The Battle of Thyatira was fought in 366 at Thyatira, Lydia (modern Turkey), between the army of the Roman Emperor Valens and the army of the usurper Procopius, led by his general Gomoarius.

== Background ==
After the death of the emperor Julian in his campaign against Persia in 363, his distant relative Procopius was the last surviving descendant of Constantine I. This link to the revered Constantinian dynasty made Procopius dangerous as a potential usurper, but the emperor Jovian allowed him to retire peacefully to his estates in Cappadocia. Jovian's successor Valens was less trusting, and tried to have Procopius killed. Procopius escaped from the imperial executioners and spent an interval hiding in the Tauric Chersonese. In 365, while Valens was absent from Constantinople, Procopius emerged from exile, seizing control of the capital city and the adjoining provinces of Thrace and Bithynia. His Constantinian heritage, and promises of money, won a strong force of imperial soldiers to his cause.

== Battle ==
Valens reacted to the usurpation with despair, and the situation was saved by his generals, Salutius, Arintheus and Arbitio.

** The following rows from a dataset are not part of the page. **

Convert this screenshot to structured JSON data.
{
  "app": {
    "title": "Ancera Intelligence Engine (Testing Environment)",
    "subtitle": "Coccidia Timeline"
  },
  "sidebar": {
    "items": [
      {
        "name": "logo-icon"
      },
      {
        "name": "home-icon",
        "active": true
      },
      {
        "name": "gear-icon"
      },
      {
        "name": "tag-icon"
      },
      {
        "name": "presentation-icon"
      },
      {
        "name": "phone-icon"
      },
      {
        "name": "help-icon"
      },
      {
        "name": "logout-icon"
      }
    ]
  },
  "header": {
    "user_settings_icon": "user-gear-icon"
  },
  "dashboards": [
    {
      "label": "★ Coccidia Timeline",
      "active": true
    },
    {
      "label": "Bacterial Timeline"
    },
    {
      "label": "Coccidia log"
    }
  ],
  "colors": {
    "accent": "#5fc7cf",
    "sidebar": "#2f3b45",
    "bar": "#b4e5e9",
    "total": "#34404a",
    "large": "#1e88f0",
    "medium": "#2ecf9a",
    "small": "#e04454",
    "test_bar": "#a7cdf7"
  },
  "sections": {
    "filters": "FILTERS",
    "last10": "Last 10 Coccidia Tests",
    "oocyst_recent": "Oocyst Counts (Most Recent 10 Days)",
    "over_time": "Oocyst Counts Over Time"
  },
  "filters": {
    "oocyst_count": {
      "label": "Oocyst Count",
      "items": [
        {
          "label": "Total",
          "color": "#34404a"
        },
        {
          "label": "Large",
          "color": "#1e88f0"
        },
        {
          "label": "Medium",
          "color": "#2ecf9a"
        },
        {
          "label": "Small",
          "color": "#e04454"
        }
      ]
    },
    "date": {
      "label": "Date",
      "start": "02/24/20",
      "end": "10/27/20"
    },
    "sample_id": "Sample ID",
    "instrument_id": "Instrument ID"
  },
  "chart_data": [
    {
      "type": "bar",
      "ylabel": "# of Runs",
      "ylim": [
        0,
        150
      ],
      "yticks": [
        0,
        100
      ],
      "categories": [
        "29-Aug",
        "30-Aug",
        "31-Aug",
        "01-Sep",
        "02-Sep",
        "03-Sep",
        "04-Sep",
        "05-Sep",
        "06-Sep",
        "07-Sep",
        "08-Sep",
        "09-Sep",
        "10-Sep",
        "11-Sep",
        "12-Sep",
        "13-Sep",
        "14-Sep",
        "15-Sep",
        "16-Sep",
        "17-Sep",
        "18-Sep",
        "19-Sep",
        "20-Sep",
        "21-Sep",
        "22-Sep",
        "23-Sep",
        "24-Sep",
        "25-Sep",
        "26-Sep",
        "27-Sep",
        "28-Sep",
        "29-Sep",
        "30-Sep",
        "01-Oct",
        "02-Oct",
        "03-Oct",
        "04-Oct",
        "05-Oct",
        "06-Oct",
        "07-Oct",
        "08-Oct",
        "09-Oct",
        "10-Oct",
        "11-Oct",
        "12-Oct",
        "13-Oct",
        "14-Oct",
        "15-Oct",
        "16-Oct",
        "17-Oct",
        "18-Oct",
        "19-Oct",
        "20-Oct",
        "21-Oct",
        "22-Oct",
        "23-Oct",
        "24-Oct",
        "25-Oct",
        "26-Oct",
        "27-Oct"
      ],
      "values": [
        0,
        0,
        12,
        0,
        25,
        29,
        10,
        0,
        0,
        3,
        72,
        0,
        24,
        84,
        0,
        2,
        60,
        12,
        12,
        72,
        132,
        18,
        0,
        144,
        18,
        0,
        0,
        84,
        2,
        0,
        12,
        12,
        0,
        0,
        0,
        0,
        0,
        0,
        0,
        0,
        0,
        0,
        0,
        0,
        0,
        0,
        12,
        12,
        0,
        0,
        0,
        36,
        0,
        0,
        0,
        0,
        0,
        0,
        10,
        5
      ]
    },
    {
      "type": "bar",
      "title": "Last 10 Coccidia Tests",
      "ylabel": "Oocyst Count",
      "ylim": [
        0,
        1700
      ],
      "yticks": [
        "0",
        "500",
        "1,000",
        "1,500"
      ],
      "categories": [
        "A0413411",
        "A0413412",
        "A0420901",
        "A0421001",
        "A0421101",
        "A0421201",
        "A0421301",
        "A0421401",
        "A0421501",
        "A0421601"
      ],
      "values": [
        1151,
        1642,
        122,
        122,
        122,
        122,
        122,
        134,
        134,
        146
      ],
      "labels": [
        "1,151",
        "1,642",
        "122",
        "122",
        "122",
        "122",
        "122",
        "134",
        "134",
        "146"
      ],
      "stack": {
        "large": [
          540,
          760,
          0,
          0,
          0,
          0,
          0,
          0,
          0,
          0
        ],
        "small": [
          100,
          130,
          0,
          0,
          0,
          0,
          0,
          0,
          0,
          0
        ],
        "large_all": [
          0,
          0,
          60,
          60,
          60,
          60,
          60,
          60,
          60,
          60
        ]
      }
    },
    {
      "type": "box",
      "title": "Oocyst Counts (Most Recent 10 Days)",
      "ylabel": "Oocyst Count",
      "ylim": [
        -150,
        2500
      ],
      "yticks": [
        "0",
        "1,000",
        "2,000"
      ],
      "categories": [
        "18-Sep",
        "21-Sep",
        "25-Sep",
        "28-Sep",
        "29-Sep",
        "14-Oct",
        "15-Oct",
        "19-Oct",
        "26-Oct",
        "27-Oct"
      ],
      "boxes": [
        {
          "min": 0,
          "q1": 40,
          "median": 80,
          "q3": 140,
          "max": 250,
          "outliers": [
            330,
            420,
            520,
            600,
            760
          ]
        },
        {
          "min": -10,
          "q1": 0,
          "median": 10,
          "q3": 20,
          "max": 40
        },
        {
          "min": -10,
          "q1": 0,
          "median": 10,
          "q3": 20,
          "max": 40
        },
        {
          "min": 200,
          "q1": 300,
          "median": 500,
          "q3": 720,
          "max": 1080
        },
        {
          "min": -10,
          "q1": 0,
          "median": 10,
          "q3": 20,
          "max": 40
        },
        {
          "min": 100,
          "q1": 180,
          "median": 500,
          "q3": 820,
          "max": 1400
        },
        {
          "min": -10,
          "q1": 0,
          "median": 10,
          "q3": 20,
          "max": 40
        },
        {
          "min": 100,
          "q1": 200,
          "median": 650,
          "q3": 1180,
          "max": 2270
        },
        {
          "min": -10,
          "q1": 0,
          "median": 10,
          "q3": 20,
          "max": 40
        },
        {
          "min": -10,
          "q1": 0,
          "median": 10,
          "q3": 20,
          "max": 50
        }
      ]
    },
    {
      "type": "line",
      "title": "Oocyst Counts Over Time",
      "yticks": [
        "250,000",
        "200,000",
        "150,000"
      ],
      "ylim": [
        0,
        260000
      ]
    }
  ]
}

An army intended for campaigns in the east was redirected against Procopius, who confronted it at Thyatira. Valens's officers spoke to the rebellious soldiers, many of whom they had commanded in prior wars, and encouraged them to rejoin the legitimate emperor. Procopius lost the battle after a large part of his army defected to Valens; a subsequent action at Nacolia ended in a similar manner, and Procopius was captured and killed.